Book: The Physick Book of Deliverance Dane, by Katherine Howe
Synopsis:
A spellbinding, beautifully written novel that moves between contemporary times and one of the most fascinating and disturbing periods in American history–the Salem witch trials. Harvard graduate student Connie Goodwin needs to spend her summer doing research for her doctoral dissertation. But when her mother asks her to handle the sale of Connie’s grandmother’s abandoned home near Salem, she can’t refuse. As she is drawn deeper into the mysteries of the family house, Connie discovers an ancient key within a seventeenth-century Bible. The key contains a yellowing fragment of parchment with a name written upon it: Deliverance Dane. This discovery launches Connie on a quest–to find out who this woman was and to unearth a rare artifact of singular power: a physick book, its pages a secret repository for lost knowledge. As the pieces of Deliverance’s harrowing story begin to fall into place, Connie is haunted by visions of the long-ago witch trials, and she begins to fear that she is more tied to Salem’s dark past then she could have ever imagined.

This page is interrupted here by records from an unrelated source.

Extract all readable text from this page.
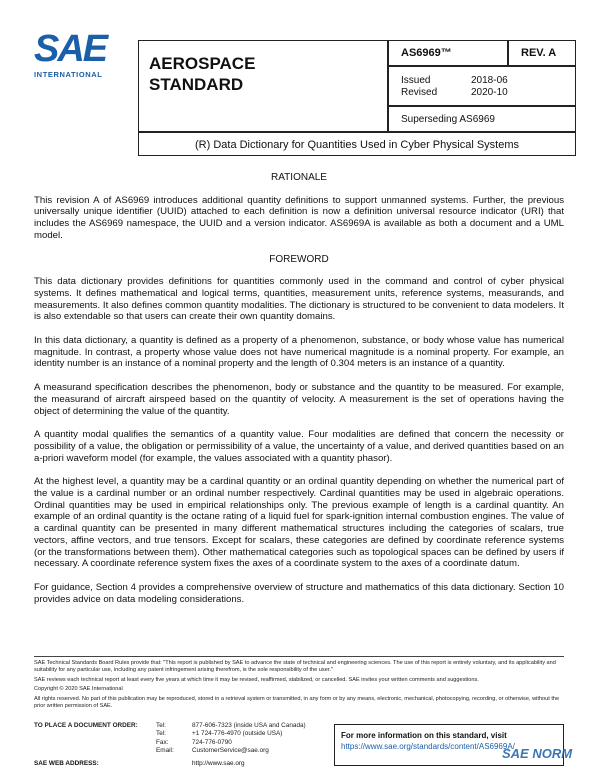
SAE
INTERNATIONAL
AEROSPACE
STANDARD
AS6969™	REV. A
Issued	2018-06
Revised	2020-10
Superseding AS6969
(R) Data Dictionary for Quantities Used in Cyber Physical Systems
RATIONALE

This revision A of AS6969 introduces additional quantity definitions to support unmanned systems. Further, the previous universally unique identifier (UUID) attached to each definition is now a definition universal resource indicator (URI) that includes the AS6969 namespace, the UUID and a version indicator. AS6969A is available as both a document and a UML model.

FOREWORD

This data dictionary provides definitions for quantities commonly used in the command and control of cyber physical systems. It defines mathematical and logical terms, quantities, measurement units, reference systems, measurands, and measurements. It also defines common quantity modalities. The dictionary is structured to be convenient to data modelers. It is also extendable so that users can create their own quantity domains.

In this data dictionary, a quantity is defined as a property of a phenomenon, substance, or body whose value has numerical magnitude. In contrast, a property whose value does not have numerical magnitude is a nominal property. For example, an identity number is an instance of a nominal property and the length of 0.304 meters is an instance of a quantity.

A measurand specification describes the phenomenon, body or substance and the quantity to be measured. For example, the measurand of aircraft airspeed based on the quantity of velocity. A measurement is the set of operations having the object of determining the value of the quantity.

A quantity modal qualifies the semantics of a quantity value. Four modalities are defined that concern the necessity or possibility of a value, the obligation or permissibility of a value, the uncertainty of a value, and derived quantities based on an a-priori waveform model (for example, the values associated with a quantity phasor).

At the highest level, a quantity may be a cardinal quantity or an ordinal quantity depending on whether the numerical part of the value is a cardinal number or an ordinal number respectively. Cardinal quantities may be used in algebraic operations. Ordinal quantities may be used in empirical relationships only. The previous example of length is a cardinal quantity. An example of an ordinal quantity is the octane rating of a liquid fuel for spark-ignition internal combustion engines. The value of a cardinal quantity can be presented in many different mathematical structures including the categories of scalars, true vectors, affine vectors, and true tensors. Except for scalars, these categories are defined by coordinate reference systems (or the transformations between them). Other mathematical categories such as topological spaces can be defined by users if necessary. A coordinate reference system fixes the axes of a coordinate system to the axes of a coordinate datum.

For guidance, Section 4 provides a comprehensive overview of structure and mathematics of this data dictionary. Section 10 provides advice on data modeling considerations.

SAE Technical Standards Board Rules provide that: "This report is published by SAE to advance the state of technical and engineering sciences. The use of this report is entirely voluntary, and its applicability and suitability for any particular use, including any patent infringement arising therefrom, is the sole responsibility of the user."

SAE reviews each technical report at least every five years at which time it may be revised, reaffirmed, stabilized, or cancelled. SAE invites your written comments and suggestions.

Copyright © 2020 SAE International

All rights reserved. No part of this publication may be reproduced, stored in a retrieval system or transmitted, in any form or by any means, electronic, mechanical, photocopying, recording, or otherwise, without the prior written permission of SAE.

TO PLACE A DOCUMENT ORDER:	Tel:	877-606-7323 (inside USA and Canada)
Tel:	+1 724-776-4970 (outside USA)
Fax:	724-776-0790
Email:	CustomerService@sae.org
SAE WEB ADDRESS:	http://www.sae.org
For more information on this standard, visit
https://www.sae.org/standards/content/AS6969A/
SAE NORM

Book: The Borden Murders: Lizzie Borden and the Trial of the Century, by Sarah Miller
Synopsis:
Lizzie Borden took an axe, gave her mother forty whacks. When she saw what she had done, she gave her father forty-one. In linear narrative, Miller takes readers along as she investigates a brutal crime: the August 4, 1892, murders of wealthy and prominent Andrew and Abby Borden. The accused? Mild-mannered and highly respected Lizzie Borden, daughter of Andrew and stepdaughter of Abby. Most of what is known about Lizzie’s arrest and subsequent trial (and acquittal) comes from sensationalized newspaper reports. As Miller sorts fact from fiction, and as a legal battle gets under way, a portrait of a woman and a town emerges.